Right, and people are different, even in different organisations. Some of them might have commercial interests; some of them might have other interests, like this case shows. But the way that we deal with that, is that in all of the situations that we have open participation and broad input on any topic. So when we have broad review of cryptographic standards, for instance, or selection of some security technology then that's our best chance of combatting any undue influence, whether it's commercial or personal or governmental. And that's the way – rather than trying to block particular persons or particular organisations from the work, make sure that we have enough broad participation, many people commenting on the topic. Then we can be more certain that the results are good.

Changing direction a little bit, what was your reaction to the recent NTIA announcement about relinquishing control of the DNS?

Right – and I think that actually, despite the text that is in the announcement, they actually do talk about not just DNS, but about addresses and protocol parameters as well. All those are in the same contract. I think that the reaction from the different Internet organisations has been fairly positive. We see this as part of the evolution that has been going on around IANA for a long time. The Internet organisations, I think, are strong enough to handle these functions and our communities are broad enough to deal with any issues there. So this is a step in the evolution path, and its a good step.

Finally, Edward Snowden's leaks have unleashed a metaphoric avalanche on your workload, but I believe you recently found yourself in a literal avalanche. What's worse?

Obviously the actual avalanche was a great danger...

I guess that's over quickly though.

It is over quickly. But from the perspective of Internet work, the Snowden revelations and everything else that's going on, I don't take it negatively. I think these are opportunities for us to do better for the Internet. That's a very good thing. I see a lot of very constructive, good work in IETF and elsewhere. I think it's a happy thing, improving the security of the Internet, even if you learn of some new issues.

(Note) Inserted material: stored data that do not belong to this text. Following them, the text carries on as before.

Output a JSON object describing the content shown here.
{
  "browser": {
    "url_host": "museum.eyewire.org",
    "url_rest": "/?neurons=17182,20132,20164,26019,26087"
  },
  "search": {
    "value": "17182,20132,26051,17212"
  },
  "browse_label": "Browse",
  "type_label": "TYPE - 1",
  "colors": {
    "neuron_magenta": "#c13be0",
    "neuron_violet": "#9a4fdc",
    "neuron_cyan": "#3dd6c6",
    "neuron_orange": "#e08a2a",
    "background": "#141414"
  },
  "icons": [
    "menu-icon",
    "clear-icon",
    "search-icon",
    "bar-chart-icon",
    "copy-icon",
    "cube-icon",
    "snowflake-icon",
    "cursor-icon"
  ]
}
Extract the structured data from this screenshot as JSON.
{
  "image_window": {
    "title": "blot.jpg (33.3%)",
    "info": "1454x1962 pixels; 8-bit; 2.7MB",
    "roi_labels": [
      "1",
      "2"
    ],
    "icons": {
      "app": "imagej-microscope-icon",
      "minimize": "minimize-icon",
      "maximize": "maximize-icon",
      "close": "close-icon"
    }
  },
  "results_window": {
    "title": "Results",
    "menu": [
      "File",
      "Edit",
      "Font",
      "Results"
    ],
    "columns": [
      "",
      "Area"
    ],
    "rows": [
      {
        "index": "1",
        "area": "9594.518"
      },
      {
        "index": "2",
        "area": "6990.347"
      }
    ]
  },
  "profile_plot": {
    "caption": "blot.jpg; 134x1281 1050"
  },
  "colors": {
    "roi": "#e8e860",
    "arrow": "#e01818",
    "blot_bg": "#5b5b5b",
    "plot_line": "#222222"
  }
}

Is there anything else you would like to add?

One more thing. I just wanted to reemphasise that this is not a single event. It's something that has been going on a long time – improving the security of the Internet. And even the intelligence agencies were previously involved in some similar discussions. In the late '90s, early 2000s we had a discussion on whether to use encryption technology at all or whether to use weak or strong encryption. At the time, some countries and some intelligence agencies were of the opinion that those technologies should be limited. But the Internet community chose to do strong encryption and they chose to use encryption to begin with and I think that's the basis of things like e-commerce today. It was obviously the right decision at the time. And last year's and this year's discussions are just another similar situation. We just have to make sure that we have the communications tools that we need for all our tasks.